The art expert of the exposition “Dziesmusvetku telpa” created by the Story Museum of Literature and Music Daiga Bondar
The uniqueness of our song festival lies in the fruitful balance in which elements of folklore and folk art combine with expressions of professional art. We have been singing Latvian folk songs to the decoration choir since the first holiday! A kind of contradiction is thus built into the very tradition of the holiday repertoire, and yet our wonderful holiday of song is the result of the attraction of these opposing forces.
In this sense, the question of the gradual entry of traditional culture into the song festival might seem out of place. However, only in the last decades, the folk music traditions of the old and new layers of folklore, post-folklore and various other directions, making music both in a traditional and stylized manner, are in the same group as choir singers in the song festival. The road to this gathering has been long.
The fact that the people’s ancient singing traditions differ from those cultivated in singing societies was clear from the very beginning of the holiday.
At the III General Latvian Song Festival in 1888, it was decided to honor the ancient singing tradition. And so, at the festive feast, in the performance staged by Vigneru Ernestas, table songs are heard – the storytellers Maija Brigadere and Dace Akmentiņa, swinging their tridents, together with the benders and pullers, sing to the participants of the festival.

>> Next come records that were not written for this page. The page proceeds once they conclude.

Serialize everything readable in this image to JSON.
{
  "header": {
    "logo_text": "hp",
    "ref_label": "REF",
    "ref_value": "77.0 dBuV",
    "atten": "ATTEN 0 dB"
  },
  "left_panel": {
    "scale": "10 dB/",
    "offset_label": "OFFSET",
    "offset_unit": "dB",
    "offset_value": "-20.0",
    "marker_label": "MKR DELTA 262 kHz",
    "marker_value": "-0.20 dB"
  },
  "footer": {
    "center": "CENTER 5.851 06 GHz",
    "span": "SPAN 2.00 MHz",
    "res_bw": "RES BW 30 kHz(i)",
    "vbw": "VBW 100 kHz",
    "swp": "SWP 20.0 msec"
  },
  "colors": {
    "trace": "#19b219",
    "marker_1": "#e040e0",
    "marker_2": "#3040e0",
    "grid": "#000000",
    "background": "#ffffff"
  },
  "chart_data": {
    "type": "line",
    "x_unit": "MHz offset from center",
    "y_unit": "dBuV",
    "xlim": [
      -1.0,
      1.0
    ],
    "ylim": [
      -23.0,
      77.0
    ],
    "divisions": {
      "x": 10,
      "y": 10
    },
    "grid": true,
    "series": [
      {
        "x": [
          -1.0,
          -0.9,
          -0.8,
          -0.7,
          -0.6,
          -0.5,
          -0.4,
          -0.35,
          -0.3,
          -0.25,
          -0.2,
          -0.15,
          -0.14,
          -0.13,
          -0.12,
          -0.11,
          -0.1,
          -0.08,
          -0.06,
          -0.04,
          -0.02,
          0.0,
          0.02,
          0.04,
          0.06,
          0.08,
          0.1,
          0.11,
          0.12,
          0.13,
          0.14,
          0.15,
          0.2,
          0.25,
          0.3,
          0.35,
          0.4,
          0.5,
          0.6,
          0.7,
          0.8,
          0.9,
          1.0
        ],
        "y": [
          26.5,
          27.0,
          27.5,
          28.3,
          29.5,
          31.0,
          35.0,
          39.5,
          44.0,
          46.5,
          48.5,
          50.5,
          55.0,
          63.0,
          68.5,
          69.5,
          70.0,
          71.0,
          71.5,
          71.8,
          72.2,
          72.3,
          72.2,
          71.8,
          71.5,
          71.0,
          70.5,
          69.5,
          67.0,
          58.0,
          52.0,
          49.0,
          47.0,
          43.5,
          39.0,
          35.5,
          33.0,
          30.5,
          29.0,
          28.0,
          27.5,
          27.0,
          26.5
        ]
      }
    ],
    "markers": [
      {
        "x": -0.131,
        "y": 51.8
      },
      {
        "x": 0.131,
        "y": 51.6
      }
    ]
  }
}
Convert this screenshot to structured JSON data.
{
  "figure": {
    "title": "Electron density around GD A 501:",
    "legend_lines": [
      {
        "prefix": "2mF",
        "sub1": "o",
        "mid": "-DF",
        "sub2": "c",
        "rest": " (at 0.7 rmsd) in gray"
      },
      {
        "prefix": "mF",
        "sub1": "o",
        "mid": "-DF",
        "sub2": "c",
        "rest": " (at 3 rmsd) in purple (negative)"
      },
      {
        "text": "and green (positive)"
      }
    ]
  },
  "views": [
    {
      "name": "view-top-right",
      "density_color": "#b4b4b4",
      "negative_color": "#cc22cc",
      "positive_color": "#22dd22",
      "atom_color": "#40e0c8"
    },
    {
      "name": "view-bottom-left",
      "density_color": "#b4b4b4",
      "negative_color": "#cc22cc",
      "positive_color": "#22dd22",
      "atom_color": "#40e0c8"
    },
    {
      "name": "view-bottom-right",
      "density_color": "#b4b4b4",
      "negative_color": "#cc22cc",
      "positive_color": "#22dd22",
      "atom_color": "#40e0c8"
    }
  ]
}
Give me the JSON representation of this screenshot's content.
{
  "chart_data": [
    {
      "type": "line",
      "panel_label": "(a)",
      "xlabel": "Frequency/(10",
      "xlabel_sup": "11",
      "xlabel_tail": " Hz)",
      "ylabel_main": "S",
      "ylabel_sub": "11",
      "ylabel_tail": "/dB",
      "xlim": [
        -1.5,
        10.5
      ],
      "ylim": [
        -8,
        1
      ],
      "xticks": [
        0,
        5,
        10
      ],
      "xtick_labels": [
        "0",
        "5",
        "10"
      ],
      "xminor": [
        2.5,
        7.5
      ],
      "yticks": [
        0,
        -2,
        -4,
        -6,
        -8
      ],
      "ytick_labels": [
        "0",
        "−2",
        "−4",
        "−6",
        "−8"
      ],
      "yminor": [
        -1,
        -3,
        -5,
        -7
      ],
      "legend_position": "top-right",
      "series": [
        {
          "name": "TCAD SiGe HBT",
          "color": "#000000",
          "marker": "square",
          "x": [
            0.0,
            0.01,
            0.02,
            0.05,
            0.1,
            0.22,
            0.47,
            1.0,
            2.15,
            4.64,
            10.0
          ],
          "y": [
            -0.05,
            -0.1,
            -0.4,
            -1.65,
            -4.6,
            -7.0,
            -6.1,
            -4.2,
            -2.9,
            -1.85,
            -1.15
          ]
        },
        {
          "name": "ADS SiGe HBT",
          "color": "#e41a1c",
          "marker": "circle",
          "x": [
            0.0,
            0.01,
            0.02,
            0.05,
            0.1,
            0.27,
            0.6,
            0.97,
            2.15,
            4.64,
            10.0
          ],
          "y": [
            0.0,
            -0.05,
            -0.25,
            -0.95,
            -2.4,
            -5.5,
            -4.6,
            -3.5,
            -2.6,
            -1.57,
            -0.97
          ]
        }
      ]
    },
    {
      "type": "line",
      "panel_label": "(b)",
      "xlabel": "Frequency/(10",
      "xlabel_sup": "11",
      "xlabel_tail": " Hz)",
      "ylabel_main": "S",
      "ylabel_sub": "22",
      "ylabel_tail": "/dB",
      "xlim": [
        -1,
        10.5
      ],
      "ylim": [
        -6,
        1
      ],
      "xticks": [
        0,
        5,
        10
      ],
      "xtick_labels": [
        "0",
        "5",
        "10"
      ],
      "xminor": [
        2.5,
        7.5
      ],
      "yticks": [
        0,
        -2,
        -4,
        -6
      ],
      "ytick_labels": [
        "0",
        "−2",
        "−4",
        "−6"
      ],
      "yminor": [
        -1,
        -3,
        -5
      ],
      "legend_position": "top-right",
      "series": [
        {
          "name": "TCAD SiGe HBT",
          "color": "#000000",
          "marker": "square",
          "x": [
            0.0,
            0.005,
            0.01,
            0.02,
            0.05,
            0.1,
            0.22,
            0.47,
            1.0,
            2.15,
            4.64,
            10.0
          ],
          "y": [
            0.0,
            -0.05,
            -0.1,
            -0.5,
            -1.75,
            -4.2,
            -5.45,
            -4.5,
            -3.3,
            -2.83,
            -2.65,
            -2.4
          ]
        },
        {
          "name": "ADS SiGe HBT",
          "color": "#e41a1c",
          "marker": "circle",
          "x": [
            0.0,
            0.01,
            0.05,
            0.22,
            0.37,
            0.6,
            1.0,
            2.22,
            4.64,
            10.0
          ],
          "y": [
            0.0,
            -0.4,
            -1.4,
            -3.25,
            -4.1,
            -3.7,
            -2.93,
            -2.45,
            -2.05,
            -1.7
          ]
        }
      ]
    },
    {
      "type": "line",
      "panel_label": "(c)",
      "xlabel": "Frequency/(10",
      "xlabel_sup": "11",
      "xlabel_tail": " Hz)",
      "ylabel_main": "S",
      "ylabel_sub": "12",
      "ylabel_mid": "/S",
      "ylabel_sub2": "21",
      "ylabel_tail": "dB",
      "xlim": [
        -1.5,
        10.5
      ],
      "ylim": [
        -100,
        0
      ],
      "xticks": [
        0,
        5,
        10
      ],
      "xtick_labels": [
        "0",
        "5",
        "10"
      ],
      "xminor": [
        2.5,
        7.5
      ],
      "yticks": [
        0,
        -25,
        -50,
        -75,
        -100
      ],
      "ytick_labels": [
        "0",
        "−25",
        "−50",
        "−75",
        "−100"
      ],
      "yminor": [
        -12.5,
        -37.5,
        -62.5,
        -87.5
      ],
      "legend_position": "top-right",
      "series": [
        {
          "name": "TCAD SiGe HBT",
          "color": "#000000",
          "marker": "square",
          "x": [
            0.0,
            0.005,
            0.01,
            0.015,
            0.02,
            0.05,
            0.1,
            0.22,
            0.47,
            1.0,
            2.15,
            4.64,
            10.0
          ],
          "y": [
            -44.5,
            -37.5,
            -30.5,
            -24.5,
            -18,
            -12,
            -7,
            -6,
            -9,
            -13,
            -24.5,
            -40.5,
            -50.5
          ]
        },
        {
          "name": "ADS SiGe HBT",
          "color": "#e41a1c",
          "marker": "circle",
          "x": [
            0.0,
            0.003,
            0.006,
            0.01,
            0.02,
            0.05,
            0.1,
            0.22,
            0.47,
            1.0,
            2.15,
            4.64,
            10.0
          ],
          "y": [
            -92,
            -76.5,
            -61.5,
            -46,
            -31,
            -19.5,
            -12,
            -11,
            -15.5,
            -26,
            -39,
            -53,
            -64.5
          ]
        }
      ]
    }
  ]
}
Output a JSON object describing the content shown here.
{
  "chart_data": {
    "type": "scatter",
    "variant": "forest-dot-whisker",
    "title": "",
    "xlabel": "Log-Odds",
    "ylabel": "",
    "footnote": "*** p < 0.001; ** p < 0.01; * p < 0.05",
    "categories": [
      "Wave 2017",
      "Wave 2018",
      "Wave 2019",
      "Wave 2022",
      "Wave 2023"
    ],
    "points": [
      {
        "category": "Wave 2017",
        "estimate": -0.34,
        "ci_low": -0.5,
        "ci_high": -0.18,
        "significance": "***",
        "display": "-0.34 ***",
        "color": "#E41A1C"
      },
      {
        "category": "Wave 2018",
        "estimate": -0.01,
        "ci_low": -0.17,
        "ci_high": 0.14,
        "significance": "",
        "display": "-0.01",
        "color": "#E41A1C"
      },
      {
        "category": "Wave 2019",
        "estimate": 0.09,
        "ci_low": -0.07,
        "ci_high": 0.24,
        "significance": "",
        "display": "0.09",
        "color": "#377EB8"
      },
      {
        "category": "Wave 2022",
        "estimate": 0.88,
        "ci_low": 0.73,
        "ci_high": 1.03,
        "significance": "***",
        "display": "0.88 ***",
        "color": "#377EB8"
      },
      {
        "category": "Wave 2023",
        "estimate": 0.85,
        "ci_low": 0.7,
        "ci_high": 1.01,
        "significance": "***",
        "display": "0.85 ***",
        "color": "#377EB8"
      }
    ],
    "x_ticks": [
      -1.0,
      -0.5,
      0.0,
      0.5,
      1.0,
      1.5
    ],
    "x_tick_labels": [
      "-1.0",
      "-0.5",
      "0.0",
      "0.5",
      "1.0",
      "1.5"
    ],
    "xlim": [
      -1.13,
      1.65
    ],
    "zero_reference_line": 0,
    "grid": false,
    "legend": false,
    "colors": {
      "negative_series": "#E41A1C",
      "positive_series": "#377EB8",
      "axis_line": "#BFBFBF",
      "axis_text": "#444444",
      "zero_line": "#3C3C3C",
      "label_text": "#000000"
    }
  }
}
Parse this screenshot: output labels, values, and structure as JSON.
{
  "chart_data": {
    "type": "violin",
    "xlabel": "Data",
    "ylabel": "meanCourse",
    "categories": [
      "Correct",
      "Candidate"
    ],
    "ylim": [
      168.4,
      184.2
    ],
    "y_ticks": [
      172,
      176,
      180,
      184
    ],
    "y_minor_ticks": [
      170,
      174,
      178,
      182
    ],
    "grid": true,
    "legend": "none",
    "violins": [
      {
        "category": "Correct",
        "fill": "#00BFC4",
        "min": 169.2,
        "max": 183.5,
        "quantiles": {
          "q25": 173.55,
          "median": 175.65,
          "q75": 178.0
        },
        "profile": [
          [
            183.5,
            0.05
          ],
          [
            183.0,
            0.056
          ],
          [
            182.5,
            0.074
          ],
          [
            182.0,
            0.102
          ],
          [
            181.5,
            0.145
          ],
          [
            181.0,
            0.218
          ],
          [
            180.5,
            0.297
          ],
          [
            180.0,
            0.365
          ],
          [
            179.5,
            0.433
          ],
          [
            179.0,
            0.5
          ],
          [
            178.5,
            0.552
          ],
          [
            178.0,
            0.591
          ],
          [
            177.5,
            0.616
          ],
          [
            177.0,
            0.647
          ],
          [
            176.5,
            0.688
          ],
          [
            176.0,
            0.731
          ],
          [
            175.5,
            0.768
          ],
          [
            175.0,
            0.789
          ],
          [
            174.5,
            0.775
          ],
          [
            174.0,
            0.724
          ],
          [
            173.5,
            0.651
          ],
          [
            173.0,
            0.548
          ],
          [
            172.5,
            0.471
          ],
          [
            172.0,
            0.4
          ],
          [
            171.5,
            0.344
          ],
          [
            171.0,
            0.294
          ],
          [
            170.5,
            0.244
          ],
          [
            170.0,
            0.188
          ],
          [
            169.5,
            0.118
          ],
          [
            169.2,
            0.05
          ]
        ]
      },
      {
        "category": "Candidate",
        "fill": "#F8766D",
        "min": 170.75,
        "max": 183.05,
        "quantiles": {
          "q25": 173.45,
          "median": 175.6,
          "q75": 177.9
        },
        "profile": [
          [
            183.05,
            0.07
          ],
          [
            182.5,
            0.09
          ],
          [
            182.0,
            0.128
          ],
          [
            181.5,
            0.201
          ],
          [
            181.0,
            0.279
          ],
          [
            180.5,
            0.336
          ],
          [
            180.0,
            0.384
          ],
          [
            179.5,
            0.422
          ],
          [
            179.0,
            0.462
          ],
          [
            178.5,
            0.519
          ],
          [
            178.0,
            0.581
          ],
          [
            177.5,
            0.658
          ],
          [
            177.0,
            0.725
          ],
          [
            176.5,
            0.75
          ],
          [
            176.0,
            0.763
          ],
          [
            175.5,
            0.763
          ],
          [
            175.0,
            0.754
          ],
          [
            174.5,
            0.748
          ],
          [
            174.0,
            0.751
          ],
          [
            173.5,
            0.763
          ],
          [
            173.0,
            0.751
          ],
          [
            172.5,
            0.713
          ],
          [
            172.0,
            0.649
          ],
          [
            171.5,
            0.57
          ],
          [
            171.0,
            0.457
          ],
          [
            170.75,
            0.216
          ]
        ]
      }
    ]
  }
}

Also at the holiday ball the next day, the girls’ and boys’ choirs continue singing with St. John’s, singing and farewell songs. Jēkabs Lautenbach-Jūsmiņš expertly explains the course of the tradition, adding at the end: “That’s how the singing ends, which was a great start in this great national holiday of ours, because this tradition of fathers, rich in real poetry and ingenuity, was also brought forward to the light in order and beauty for the entire educated world; but also especially to celebrate the great Latvian national holidays.”
Special bouquets are not continued on the next holiday. Even in the four song festivals held in the interwar period, special attention is not paid to folk music, however, the understanding of the peculiarities of Latvian folk music has grown and changed a lot. At this time, the first ethnographic ensembles were founded in Latvia.
The participants of the carol festival, especially those from Kurzeme, also take their musical instruments with them to Riga – kokles, bagpipes, bugles and horns, with which they gladly pose for carol festival photographers. The revival of the beloved folk instrument, the kokle, also began only in the 1930s.
In the first post-war song festival in 1948, the first Latvian folk music instrument orchestra led by Sergej Krasnopyorov participated. Professionally processed folk instrumental music is also included in its song festival concerts. The demand for it is also growing due to the fact that alongside the singers, there are also dancers at the festival who need folk dance accompaniment. The concert kokle is developing, and for the first time you can hear the performances of kokle players at the song festival in 1970 at the dance festival concert in the Daugava Stadium. It’s true, in the phonogram, because recording technologies are not yet developed enough for the soft sounds of the wood to fill the entire stadium.
In 1973, in the centenary of the song festival, the first folk music concert in the history of the song festival took place in the Great Hall of the University of Latvia; they will be held in the future.
Looking at it from today’s eyes, its program is fully arranged and does not differ much from what is heard at other song festival concerts, however, the recently founded Libyan song ensemble “Līvlist”, which presents the beginnings of such an important folklore movement for Latvia, and the choir of Riga 6th secondary school, led by Gunas Āboliņa, are also part of the event. an ensemble whose music becomes one of the discoveries of the festival.
Already in the folk music concert program of the 1980 song festival, we also find several ethnographic performances that introduce the authentic, raw folklore layer into the festival.
During the 19th Song Festival in 1985, the first event of ethnographic ensembles “Convocation of the Regions” was held in the Ethnographic Open Air Museum of Latvia, with the participation of the most prominent Latvian folklore ensembles. This event arouses great interest in society and wide resonance in creative circles, contributing to the upcoming events of the Singing Revolution.
Since then, both traditional cultural events and the parade of various other folk musical practices have become an integral part of the song festival. Today, there is also a separate event for children’s folklore ensembles – the new generation of inheritors of traditions.